Over the summer, professor Keith Vander Linden and Roy Adams from the Computer Science Department conducted a research on the Social License to Operate(SLO). The Social License to Operate (SLO) refers to a community’s level of approval towards a company’s operations. This community could contain stakeholders in the company, a geographic region within which a company operates, etc. A company needs permission from the government to operate, but they also need “social permission” to operate from the community. In Professor Vander Linden and Roy Adams analyzed data from the social media platform, Twitter in order to determine the SLO for different mining companies in Australia. They used a machine learning model to predict whether a particular tweet was in favor, in opposition or neutral to a given mining company.

Most of the work involved managing datasets. In machine learning, two unique datasets are required: one for training a model to classify tweets (a training set) and another for testing how that model is doing (a testing set). The team’s main job was to compile these two datasets.

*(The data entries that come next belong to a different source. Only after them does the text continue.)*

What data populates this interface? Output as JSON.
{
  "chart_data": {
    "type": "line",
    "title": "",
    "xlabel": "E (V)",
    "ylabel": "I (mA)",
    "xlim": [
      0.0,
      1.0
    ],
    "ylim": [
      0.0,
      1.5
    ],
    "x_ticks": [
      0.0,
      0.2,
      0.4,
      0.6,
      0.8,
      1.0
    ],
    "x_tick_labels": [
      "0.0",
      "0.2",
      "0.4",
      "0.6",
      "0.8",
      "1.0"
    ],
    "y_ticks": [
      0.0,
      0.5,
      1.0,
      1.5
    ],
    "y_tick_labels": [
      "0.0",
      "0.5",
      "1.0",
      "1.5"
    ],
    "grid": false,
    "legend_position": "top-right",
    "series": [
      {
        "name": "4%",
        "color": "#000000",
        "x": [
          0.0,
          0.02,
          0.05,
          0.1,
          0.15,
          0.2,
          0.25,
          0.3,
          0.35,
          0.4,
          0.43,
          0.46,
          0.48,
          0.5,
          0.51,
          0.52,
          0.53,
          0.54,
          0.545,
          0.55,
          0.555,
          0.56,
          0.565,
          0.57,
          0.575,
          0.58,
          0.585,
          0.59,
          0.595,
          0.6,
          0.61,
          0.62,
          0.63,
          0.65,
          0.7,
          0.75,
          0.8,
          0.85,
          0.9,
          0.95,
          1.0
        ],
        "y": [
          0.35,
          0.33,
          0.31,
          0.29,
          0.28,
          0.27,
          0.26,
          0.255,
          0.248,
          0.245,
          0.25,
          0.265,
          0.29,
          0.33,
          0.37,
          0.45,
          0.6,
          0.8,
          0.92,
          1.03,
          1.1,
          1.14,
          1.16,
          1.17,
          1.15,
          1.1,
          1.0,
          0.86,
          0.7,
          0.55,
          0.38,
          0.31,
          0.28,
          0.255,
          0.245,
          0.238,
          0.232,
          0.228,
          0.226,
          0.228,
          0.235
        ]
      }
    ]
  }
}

When Twitter gives a tweet, the tweet is not labeled as for or against or neutral. The team’s training set required the tweet to be pre-labeled when they feed it into a model so that the model could learn how to classify new tweets.

According to the team, it was difficult to do that because training a computer to label tweets was the whole point of the project. The team could hand-label tweets, but that would have been expensive and time-consuming. Instead, Vander Linden and Adams tried to find tweets that they could automatically label as for or against a company. This process is called auto-coding. They devised a set of rules that they thought would return an accurate label, and then they applied those rules to their dataset to build the training set. An assumption they made was that even if they inaccurately labeled a tweet, the number of correctly labeled tweets would outweigh the number of incorrectly labeled tweets.

Because they treated the testing set as a “gold standard” to measure their model’s success, the testing set responded more strongly to errors in the labeling. Instead of using auto-coding to build the test set, they used hand-labeled tweets. They measured the accuracy of their predictions and how unified different coders were in their labeling. To further improve the accuracy of their test set, they removed all tweet instances where there was an inter-coder agreement of zero (in other words, there was no overlap).

The scoring metric that they used on their models is called an F-score. A score between 0 and 1 is calculated, and better results land closer to 1.

“Currently, we are hovering around the 0.6 mark, which we would like to get closer to 0.7. We have discovered that the text a user uses to describe him or herself can be beneficial to determine the stance of a user towards a target, making a difference of 0.1-0.3 in score,”  said Adams. “For example, one tweet in our data set responds to another tweet by energy giant Santos but does not reference the company’s policies. It is difficult to tell what this person thinks about the company from the text alone. However, this user’s profile has ‘Can’t eat coal or drink gas. Water is life!’ in it. This text reveals that this person is likely against coal and gas production, suggesting this tweet is against Santos.”